Vividarium is an agro-educational farming centre rooted in the living heritage of Malay culinary culture. Situated within Putrajaya's civic landscape, the project brings together the cultivation and study of ulam traditional Malay raw vegetables and herbs as both a horticultural practice and a form of living cultural knowledge.
The design operates on two inseparable scales: the productive and the pedagogical. Farming plots, greenhouse modules, and open nursery zones create the agricultural backbone, while integrated learning studios, demonstration kitchens, and interpretive walkways form the educational layer. Visitors move through a sequence of spaces that gradually immerse them in the lifecycle of ulam from seed germination to harvest to preparation.
Within a compact 300 m² built-up footprint, the architecture prioritises spatial efficiency and sensory richness over scale. Low-profile built forms give way to cultivated ground, making the landscape itself the primary architectural gesture. Every programme element serves a dual purpose: a shaded pergola becomes a classroom; a composting station becomes a demonstration exhibit; a harvest table becomes a community gathering point.
Vividarium aspires to reposition the everyday act of growing and eating ulam as a form of ecological literacy reconnecting urban communities in Putrajaya to indigenous food systems, sustainable agriculture, and the quiet intelligence of traditional Malay plant knowledge.
Vividarium draws its architectural language from the agrarian vernacular of the Malay landscape a vocabulary of open shelters, permeable enclosures, and ground-hugging forms that respond to both climate and cultivation. Rather than imposing a bold formal statement, the architecture recedes into its productive setting, allowing the growing landscape of ulam to become the dominant visual and spatial experience.
The built elements are conceived as light interventions. Timber frames, bamboo screens, and woven canopy structures define spaces without fully enclosing them, preserving the cross-ventilation and diffused light conditions essential to both plant growth and human comfort in Malaysia's tropical climate. Roof overhangs are generous, providing shade during harvest and learning activities while channelling rainwater into integrated collection systems that feed the irrigation network below.
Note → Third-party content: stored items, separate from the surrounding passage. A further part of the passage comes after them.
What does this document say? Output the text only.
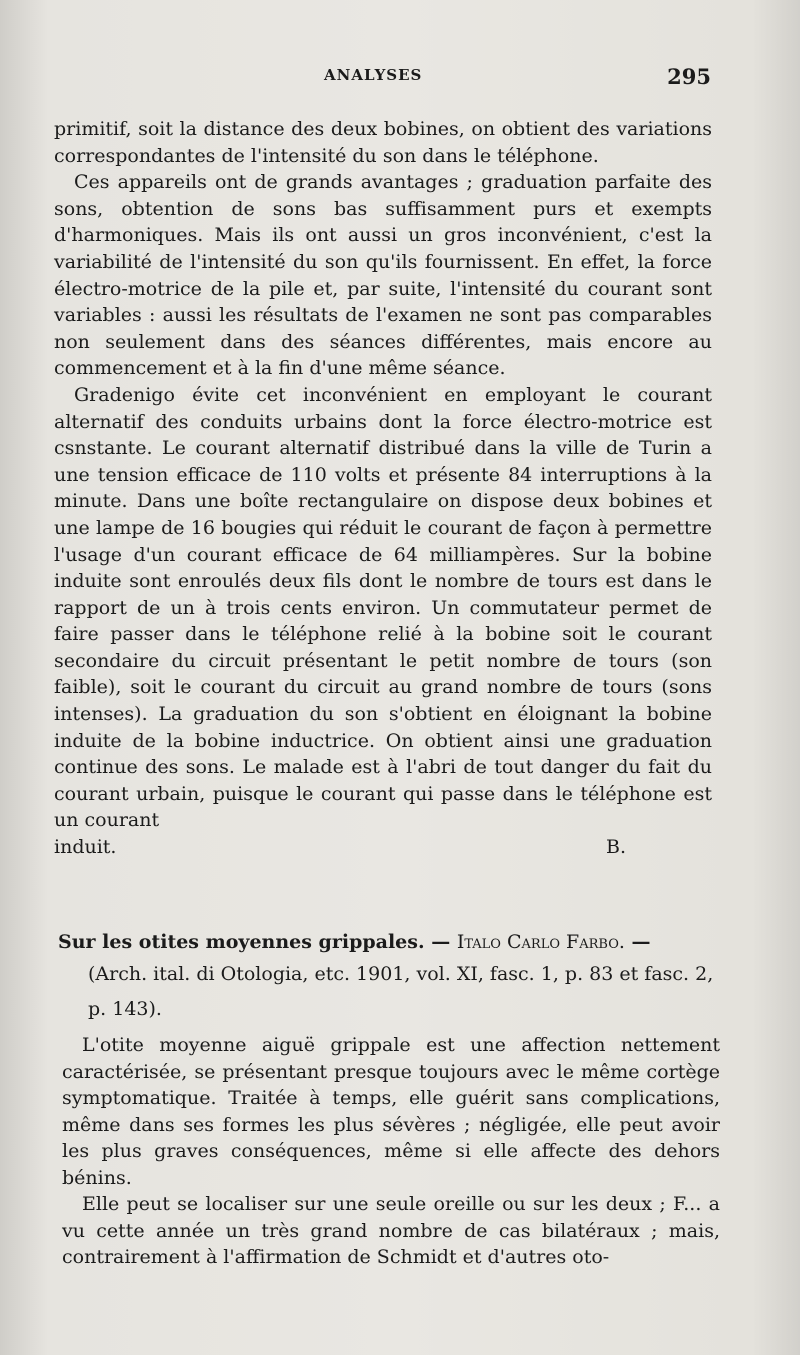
ANALYSES	295

primitif, soit la distance des deux bobines, on obtient des variations correspondantes de l'intensité du son dans le téléphone.

Ces appareils ont de grands avantages ; graduation parfaite des sons, obtention de sons bas suffisamment purs et exempts d'harmoniques. Mais ils ont aussi un gros inconvénient, c'est la variabilité de l'intensité du son qu'ils fournissent. En effet, la force électro-motrice de la pile et, par suite, l'intensité du courant sont variables : aussi les résultats de l'examen ne sont pas comparables non seulement dans des séances différentes, mais encore au commencement et à la fin d'une même séance.

Gradenigo évite cet inconvénient en employant le courant alternatif des conduits urbains dont la force électro-motrice est csnstante. Le courant alternatif distribué dans la ville de Turin a une tension efficace de 110 volts et présente 84 interruptions à la minute. Dans une boîte rectangulaire on dispose deux bobines et une lampe de 16 bougies qui réduit le courant de façon à permettre l'usage d'un courant efficace de 64 milliampères. Sur la bobine induite sont enroulés deux fils dont le nombre de tours est dans le rapport de un à trois cents environ. Un commutateur permet de faire passer dans le téléphone relié à la bobine soit le courant secondaire du circuit présentant le petit nombre de tours (son faible), soit le courant du circuit au grand nombre de tours (sons intenses). La graduation du son s'obtient en éloignant la bobine induite de la bobine inductrice. On obtient ainsi une graduation continue des sons. Le malade est à l'abri de tout danger du fait du courant urbain, puisque le courant qui passe dans le téléphone est un courant

induit.	B.
Sur les otites moyennes grippales. — Italo Carlo Farbo. —

(Arch. ital. di Otologia, etc. 1901, vol. XI, fasc. 1, p. 83 et fasc. 2, p. 143).

L'otite moyenne aiguë grippale est une affection nettement caractérisée, se présentant presque toujours avec le même cortège symptomatique. Traitée à temps, elle guérit sans complications, même dans ses formes les plus sévères ; négligée, elle peut avoir les plus graves conséquences, même si elle affecte des dehors bénins.

Elle peut se localiser sur une seule oreille ou sur les deux ; F... a vu cette année un très grand nombre de cas bilatéraux ; mais, contrairement à l'affirmation de Schmidt et d'autres oto-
Materiality is guided by three principles: local sourcing, low embodied energy, and ecological integration. Reclaimed timber forms the primary structural language, its warm grain and weathered texture reinforcing the project's connection to natural cycles. Rammed earth walls anchor the more permanent programme elements the demonstration kitchen and seed library lending thermal mass and a deep, textured presence that contrasts quietly against the lightness of the farming canopies above.
Ground surfaces are deliberately varied. Compacted laterite paths give way to permeable gravel beds, raised timber decking, and bare cultivated soil, creating a tactile sequence that draws visitors deeper into the agricultural landscape. There are no hard boundaries between architecture and farm; the built and the grown interpenetrate at every threshold.
Collectively, the material palette of Vividarium communicates a coherent environmental ethic one where the architecture does not merely house a farming programme, but actively participates in it, ageing and weathering alongside the land it tends.
Vividarium is designed as a climatically responsive and ecologically integrated facility, where environmental systems are not supplementary additions but fundamental drivers of spatial organisation and architectural form. Every passive and active strategy is calibrated to Putrajaya's equatorial climate characterised by high humidity, consistent temperatures between 24°C and 35°C, and annual rainfall exceeding 2,000mm.
Natural ventilation is the primary cooling strategy. Building orientations are arranged to harness the prevailing southwest and northeast monsoon winds, drawing air through permeable bamboo screens and beneath wide roof overhangs. Stack ventilation principles govern the section of enclosed programme spaces, with high-level louvred openings expelling warm air and drawing cooler ground-level breezes through the teaching studios and demonstration kitchen.
Rainwater harvesting forms the backbone of the water management strategy. Sloped canopy roofs channel rainfall into subsurface collection tanks with a combined capacity sized to meet the full irrigation demand of the ulam farming plots during dry spells. Greywater from the demonstration kitchen is treated through a constructed wetland filter bed integrated into the landscape, with reclaimed water redistributed to secondary irrigation circuits.
Solar energy is harnessed through photovoltaic panels positioned on south-facing roof panels, generating sufficient electricity to power lighting, ventilation fans, and refrigeration in the seed library. A building energy monitoring system tracks consumption in real time, supporting both operational efficiency and its use as a live educational tool for visitors.
Soil health is maintained through an on-site composting system that processes organic waste from harvested ulam, closing the nutrient cycle within the site boundary. Permeable ground surfaces across the site reduce stormwater runoff, recharging the local water table and mitigating urban heat island effects within Putrajaya's civic precinct.